5- Mulheres nada de cortar o cabelo!

Então nada de argumentos religiosos, tá? A bíblia lembra a historia cristã de mais de dois mil anos atrás, os tempos mudas e as pessoas também.

O meu argumento de uma frase que eu acredito que resolveria os problemas com homofobia.

O mundo seria muito melhor, se cada um cuidasse da própria vida.

Não preciso falar mais nada, se as pessoas fizessem isso acabou os problemas de agressão a gays. Imagina se os homofóbicos só ficassem odiando os gays no canto deles sem irem a publico para tentar enfiar suas ideias medíocres e totalmente idiotas goela abaixo de todos. O mundo seria um lugar mais feliz, para todos.

Não só para os gays. Imagina você poder sair na rua ou ligar a televisão sem ter alguém reclamando do que o outro está fazendo da vida dele. Desde que ele não machuque ninguém ta ótimo. Deixa a pessoa dar, deixa a pessoa comer, deixa lesbicar se não é você que ta lesbicando o "problema" é qualquer coisa, menos seu problema.

Isso não vale apenas para homofóbicos, vale entre gays também. Vale de héteros para gays, de gays para gays e de héteros para héteros. É uma ótima filosofia <3

Agora vamos supor uma situação...

Um grupinho homofóbico avista um casal gays e beijando.

A reação seguiria a seguinte ordem...

Olhariam feio, reclamariam entre si, sairiam do lugar, e pronto, acabou! 

Não fez nada, sabe o por quê? Porque essas pessoas, teoricamente, entendem que cada macaco fica no seu galho. Ou seja eles não enxeriam o saco de ninguém, já que eles teriam o discernimento, que a vida daquelas duas pessoas ali não é da conta deles. 

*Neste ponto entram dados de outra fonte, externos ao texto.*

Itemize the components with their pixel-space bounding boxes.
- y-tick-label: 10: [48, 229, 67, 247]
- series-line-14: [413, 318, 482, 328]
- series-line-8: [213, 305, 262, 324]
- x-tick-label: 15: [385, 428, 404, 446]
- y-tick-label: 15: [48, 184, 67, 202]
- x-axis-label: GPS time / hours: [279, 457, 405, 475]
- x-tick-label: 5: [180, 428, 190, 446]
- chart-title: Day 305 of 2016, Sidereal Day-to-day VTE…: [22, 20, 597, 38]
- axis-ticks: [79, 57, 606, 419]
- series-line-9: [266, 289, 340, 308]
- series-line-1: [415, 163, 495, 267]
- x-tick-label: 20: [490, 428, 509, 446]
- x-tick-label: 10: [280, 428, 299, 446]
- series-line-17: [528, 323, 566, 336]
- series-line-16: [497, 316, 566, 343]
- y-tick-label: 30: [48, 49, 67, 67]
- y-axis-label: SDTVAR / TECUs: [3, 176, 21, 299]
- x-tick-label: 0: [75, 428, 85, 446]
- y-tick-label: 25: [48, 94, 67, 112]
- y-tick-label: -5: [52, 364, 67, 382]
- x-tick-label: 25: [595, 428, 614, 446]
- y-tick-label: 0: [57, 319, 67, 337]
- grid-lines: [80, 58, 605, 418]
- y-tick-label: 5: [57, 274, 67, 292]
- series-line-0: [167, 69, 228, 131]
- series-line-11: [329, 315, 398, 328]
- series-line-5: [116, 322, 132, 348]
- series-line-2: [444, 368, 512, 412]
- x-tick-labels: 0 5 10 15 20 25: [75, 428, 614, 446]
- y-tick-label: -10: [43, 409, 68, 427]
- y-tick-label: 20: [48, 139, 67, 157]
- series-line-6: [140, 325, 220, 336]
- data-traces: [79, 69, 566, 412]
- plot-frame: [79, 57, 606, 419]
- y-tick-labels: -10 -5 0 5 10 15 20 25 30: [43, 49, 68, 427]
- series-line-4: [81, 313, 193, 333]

E teriam consciência de que nada que eles façam vai fazer aquele casal mudar sua orientação sexual, afinal eles entendem que por mais que odeiem gays, isso não faz diferença nenhuma na vida daqueles gays ou que qualquer outro gay. Simples!

Eles tão cagando pro que você acha, sabe quando você ignora sua mãe para você fazer o que ela manda? Então só que pior por quê você não é absolutamente nada na vida dessas pessoas, aceite isso que dói menos no seu orgulho. Se num  gosta ignora, simples. Deixa eles la quietos, assim como eles deixam vocês quietos. Vamos crescer e amadurecer E PARAR de cuidar da vida do nosso amiguinho, ta bem?

Pode ser que eu esteja errada com a maneira de acabar com a homofobia, mas é o que eu faço. Eu amo meus amigos gays, do fundo do meu coração. Se você é homofóbico eu espero que você mude de opinião, ou que ao menos não faça mal a ninguém.

Se você é gay eu espero que você seja educado e compreenda que a sociedade ainda ta evoluindo para se adaptar com a sua opção de vida, tenha paciência, e que não perca a força para lutar pelas injustiças que vocês sofrem.

E siga o flow com Tim Maia "Consideramos justos toda forma de amor".

E para quem acha que não tinha Gays antigamente vou deixar um ultimo recado. Fotos de Gays datadas do inicio do século XX (vinte).


Essa de duas mulheres juntas vestidas de noivos foi impagável!!

Obrigada quem leu até aqui.

PS... Acima de tudo se você se sente mal por ser gays, por sua família não te aceitar, fale pros seus amigos. Os jovens tem a cabeça mais aberta vão fazer você se sentir melhor, e talvez até te ajudem a falar com seus pais.